A sample proportion has a distribution
If a categorical data set is modelled as a random sample from a categorical population, the sample proportions in the various categories must be treated as random quantities — they vary from sample to sample.
The population proportion in any category of a categorical population is called the category's probability, and the Greek letter π is often used to denote the probability of a particular category of interest. The corresponding sample proportion is usually denoted by p.

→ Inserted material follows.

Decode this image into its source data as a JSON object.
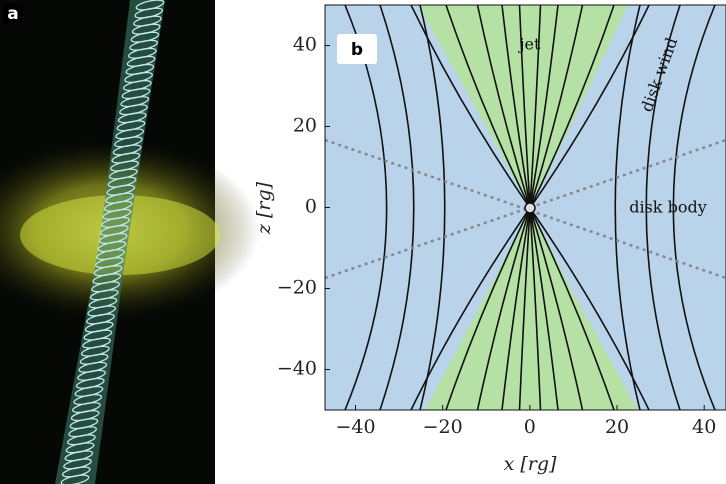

Sample Statistic | Population Parameter | |
---|---|---|
Mean | ![]() |
µ |
Standard deviation | s | σ |
Proportion/probability | p | π |
Note carefully that...
In statistics, the symbol π is used to represent a probability that may take any value between 0 and 1, depending on context. Do not confuse it with the mathematical constant π.

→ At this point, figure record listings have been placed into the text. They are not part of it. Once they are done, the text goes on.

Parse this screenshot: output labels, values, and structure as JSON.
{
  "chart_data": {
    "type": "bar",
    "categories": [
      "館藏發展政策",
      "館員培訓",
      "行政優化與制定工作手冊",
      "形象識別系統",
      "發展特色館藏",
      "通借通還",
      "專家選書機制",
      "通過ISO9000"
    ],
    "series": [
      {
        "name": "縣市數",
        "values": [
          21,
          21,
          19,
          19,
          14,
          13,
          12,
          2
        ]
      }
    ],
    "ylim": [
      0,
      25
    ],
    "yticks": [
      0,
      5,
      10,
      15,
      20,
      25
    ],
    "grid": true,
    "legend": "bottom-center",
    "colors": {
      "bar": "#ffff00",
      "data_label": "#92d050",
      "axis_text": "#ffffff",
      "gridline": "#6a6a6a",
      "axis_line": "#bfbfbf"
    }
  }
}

It is important that you understand the distinction between a sample proportion and the underlying population probability.
Sex of babies
Consider the sex of a newborn baby at a maternity unit. We can model the baby's sex as a categorical value (male or female) from a hypothetical infinite population of 51.2% male and 48.8% female values. (These population proportions are obtained from historical records of births.)
The sexes of 10 babies born in one day at the maternity unit would be modelled as a random sample of n = 10 values from this population.

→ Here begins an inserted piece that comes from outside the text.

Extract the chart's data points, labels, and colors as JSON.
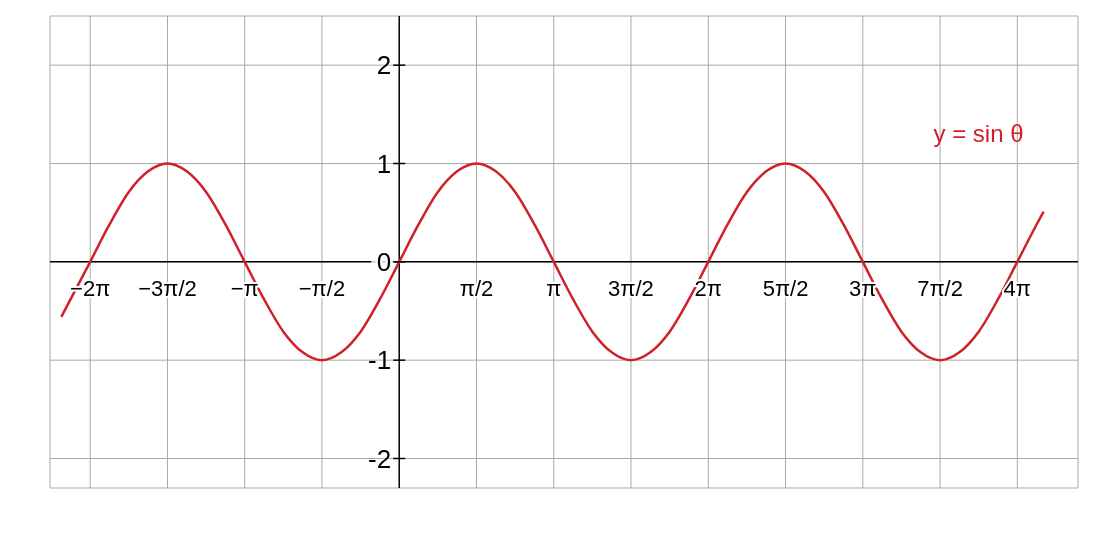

Click Take sample a few times to observe the variability in samples from this model. In particular, observe that the sample proportion of male babies varies from sample to sample.
Unknown probabilities
In some applications, we know the population probabilities for the categories of interest, but usually these values are unknown. (In practice, population parameters are usually unknown constants.) The corresponding sample proportions are approximations to these probabilities, but it is important to recognise that the underlying probabilities are unknown.
Effect of insecticide on beetles
Fifty beetles were sprayed with a weak concentration of insecticide. The symbol π denotes the probability of a beetle dying. The diagram below shows the result of the experiment.
The unknown parameter π is of greatest interest, but we only know the sample proportion dying, p = 0.72, which throws some light on the likely value of π.
Understanding the sample-to-sample variability of a proportion allow us to assess the proportion that is observed in a single observed data set.